Another question around The Common Good: are we served as a community by having a class of working poor? There should certainly be a range of incomes in society. Work should be adequately rewarded (an often-overlooked component of Catholic Social Teaching is its fierce defense of private property and individual ownership of land and resources). Society benefits from varying income levels and varying types of work. But income inequality has certainly demonstrated an ability to bleed into social strife, exacerbated crime rates, and increased political apathy, all of which damage The Common Good.
Additional considerations of The Common Good:
• What of those incentivized to stay on government safety nets/disability because working a minimum wage job would mean taking a standard of living hit?
• Is society well served by a dramatic disparity between rich and poor?
• Is The Common Good contributed to by business models that create false value behind products (ie “Fast Fashion” brands that dramatically discount clothing due to injustices throughout the production pipeline)?
The Preferential Option for the Poor is a key concern here, since those earning minimum wage are currently “the working poor.”
An often-used argument is that minimum wage jobs are not “meant” to be pursued full-time. This argument is made overtly, often by those on the political Right, or more covertly, as in the recent McDonalds employee budget resource that included income from an undefined second job. A second argument is that minimum wage jobs are not designed for adults with dependents, but for teens or those looking for extra cash.
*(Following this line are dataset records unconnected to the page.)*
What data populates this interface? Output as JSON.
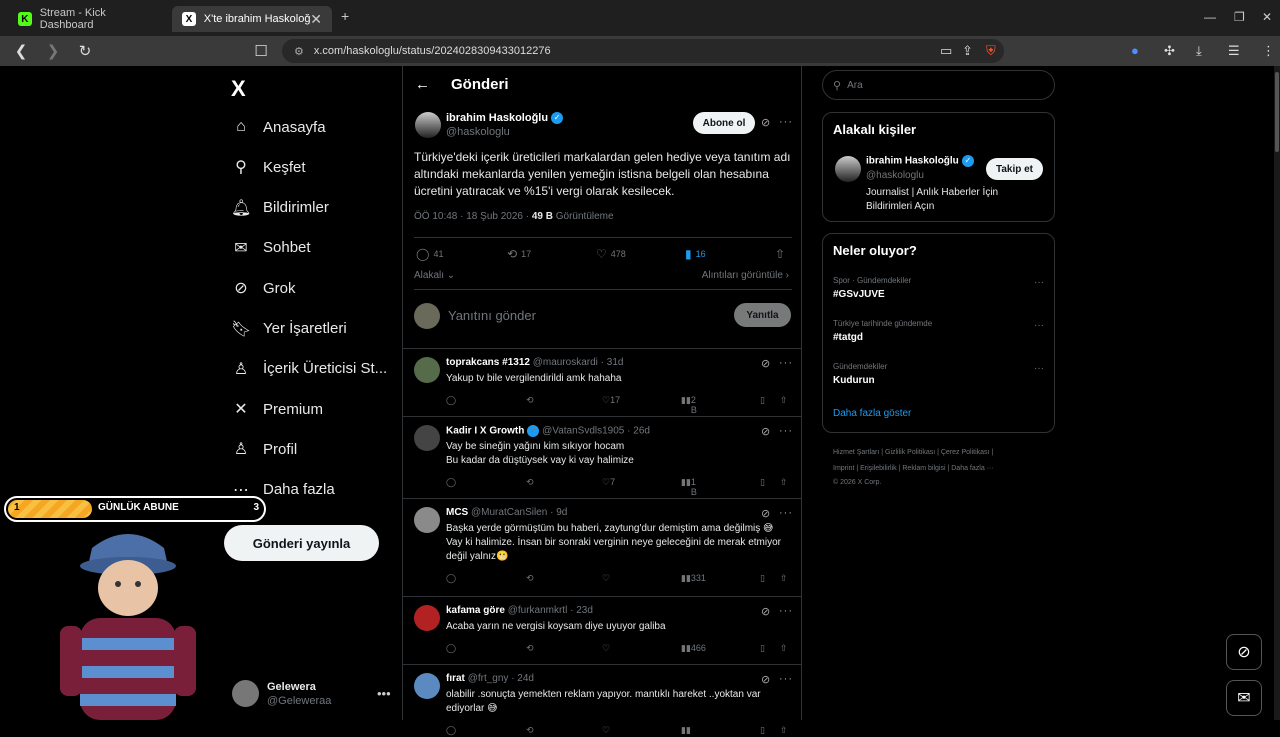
{
  "browser": {
    "tabs": [
      {
        "title": "Stream - Kick Dashboard",
        "favicon": "K"
      },
      {
        "title": "X'te ibrahim Haskoloğlu: \"Tür",
        "favicon": "X"
      }
    ],
    "new_tab": "+",
    "url": "x.com/haskologlu/status/2024028309433012276"
  },
  "nav": {
    "logo": "X",
    "items": [
      {
        "label": "Anasayfa",
        "icon": "home-icon",
        "glyph": "⌂"
      },
      {
        "label": "Keşfet",
        "icon": "search-icon",
        "glyph": "⚲"
      },
      {
        "label": "Bildirimler",
        "icon": "bell-icon",
        "glyph": "🔔︎"
      },
      {
        "label": "Sohbet",
        "icon": "mail-icon",
        "glyph": "✉"
      },
      {
        "label": "Grok",
        "icon": "grok-icon",
        "glyph": "⊘"
      },
      {
        "label": "Yer İşaretleri",
        "icon": "bookmark-icon",
        "glyph": "🔖︎"
      },
      {
        "label": "İçerik Üreticisi St...",
        "icon": "creator-icon",
        "glyph": "♙"
      },
      {
        "label": "Premium",
        "icon": "x-premium-icon",
        "glyph": "✕"
      },
      {
        "label": "Profil",
        "icon": "profile-icon",
        "glyph": "♙"
      },
      {
        "label": "Daha fazla",
        "icon": "more-circle-icon",
        "glyph": "⋯"
      }
    ],
    "post_button": "Gönderi yayınla",
    "account": {
      "name": "Gelewera",
      "handle": "@Geleweraa"
    }
  },
  "overlay": {
    "goal_current": "1",
    "goal_label": "GÜNLÜK ABUNE",
    "goal_target": "3",
    "goal_progress": 0.33
  },
  "post": {
    "header": "Gönderi",
    "author": "ibrahim Haskoloğlu",
    "handle": "@haskologlu",
    "subscribe": "Abone ol",
    "text": "Türkiye'deki içerik üreticileri markalardan gelen hediye veya tanıtım adı altındaki mekanlarda yenilen yemeğin istisna belgeli olan hesabına ücretini yatıracak ve %15'i vergi olarak kesilecek.",
    "time": "ÖÖ 10:48 · 18 Şub 2026 ·",
    "views_count": "49 B",
    "views_label": "Görüntüleme",
    "replies": "41",
    "reposts": "17",
    "likes": "478",
    "bookmarks": "16",
    "sort": "Alakalı",
    "quotes": "Alıntıları görüntüle",
    "reply_placeholder": "Yanıtını gönder",
    "reply_button": "Yanıtla"
  },
  "replies": [
    {
      "name": "toprakcans #1312",
      "handle": "@mauroskardi · 31d",
      "text": "Yakup tv bile vergilendirildi amk hahaha",
      "likes": "17",
      "views": "2 B",
      "avatar_color": "#556b4a",
      "verified": false
    },
    {
      "name": "Kadir I X Growth",
      "handle": "@VatanSvdls1905 · 26d",
      "text": "Vay be sineğin yağını kim sıkıyor hocam\nBu kadar da düştüysek vay ki vay halimize",
      "likes": "7",
      "views": "1 B",
      "avatar_color": "#444444",
      "verified": true
    },
    {
      "name": "MCS",
      "handle": "@MuratCanSilen · 9d",
      "text": "Başka yerde görmüştüm bu haberi, zaytung'dur demiştim ama değilmiş 😅\nVay ki halimize. İnsan bir sonraki verginin neye geleceğini de merak etmiyor değil yalnız😬",
      "likes": "",
      "views": "331",
      "avatar_color": "#8a8a8a",
      "verified": false
    },
    {
      "name": "kafama göre",
      "handle": "@furkanmkrtl · 23d",
      "text": "Acaba yarın ne vergisi koysam diye uyuyor galiba",
      "likes": "",
      "views": "466",
      "avatar_color": "#b22222",
      "verified": false
    },
    {
      "name": "fırat",
      "handle": "@frt_gny · 24d",
      "text": "olabilir .sonuçta yemekten reklam yapıyor. mantıklı hareket ..yoktan var ediyorlar 😅",
      "likes": "",
      "views": "",
      "avatar_color": "#5a8ac0",
      "verified": false
    }
  ],
  "sidebar": {
    "search_placeholder": "Ara",
    "related_title": "Alakalı kişiler",
    "related": {
      "name": "ibrahim Haskoloğlu",
      "handle": "@haskologlu",
      "follow": "Takip et",
      "bio": "Journalist | Anlık Haberler İçin Bildirimleri Açın"
    },
    "trends_title": "Neler oluyor?",
    "trends": [
      {
        "context": "Spor · Gündemdekiler",
        "name": "#GSvJUVE"
      },
      {
        "context": "Türkiye tarihinde gündemde",
        "name": "#tatgd"
      },
      {
        "context": "Gündemdekiler",
        "name": "Kudurun"
      }
    ],
    "show_more": "Daha fazla göster",
    "footer_line1": "Hizmet Şartları  |  Gizlilik Politikası  |  Çerez Politikası  |",
    "footer_line2": "Imprint  |  Erişilebilirlik  |  Reklam bilgisi  |  Daha fazla ···",
    "footer_line3": "© 2026 X Corp."
  },
  "colors": {
    "accent": "#1d9bf0",
    "background": "#000000",
    "border": "#2f3336",
    "muted": "#71767b"
  }
}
I find fault with this classification because it excuses otherwise unjust compensation by inventing hypothetical second jobs or creating imaginary employee classes. Work should be fairly compensated: work by anyone, work with or without supplemental income. There are no alternate classes of human dignity. Nor is there an implied lack of dignity at the bottom of the economic ladder. In fact, the Preferential Option for the Poor tells us quite the opposite.
That being said, if the family replaced the individual as the central economic and social unit, progress could be made to better correct worker pay and minimum wage issues. This is a worldview shift for both ends of the American political spectrum that will be hard to legislate directly. It probably necessitates changes at the cultural, political and social levels.
Finally, The Preferential Option for the Poor does not tell us we must lift all the poor out of poverty. Christ told us we would have them with us always. This principle does mean we should consider the poor with special care when valuing the work they do.
I propose a set of steps moving forward.
• That any shift in minimum wage standards be informed and led by an honest and accurate understanding of the family as the fundamental societal and economic community.
• That the Federal Minimum Wage be eliminated and a state minimum wage be instituted in a manner compliant with subsidiarity. This should help slow national inflation while building a stronger tax base in wealthier states (where the minimum wage will be higher).
• That the average of U.S. higher minimum wages be brought into Purchase Power Parity with typical wages for other first world nations (and that wages between states not differ to extremes).
• That those businesses which depend inordinately on very low income employees be incentivized, both societally and by the state, to increase quality of life for employees and use operating funds judiciously in a manner compliant with The Preferential Option for the Poor and a respect for the inherent dignity of their employees.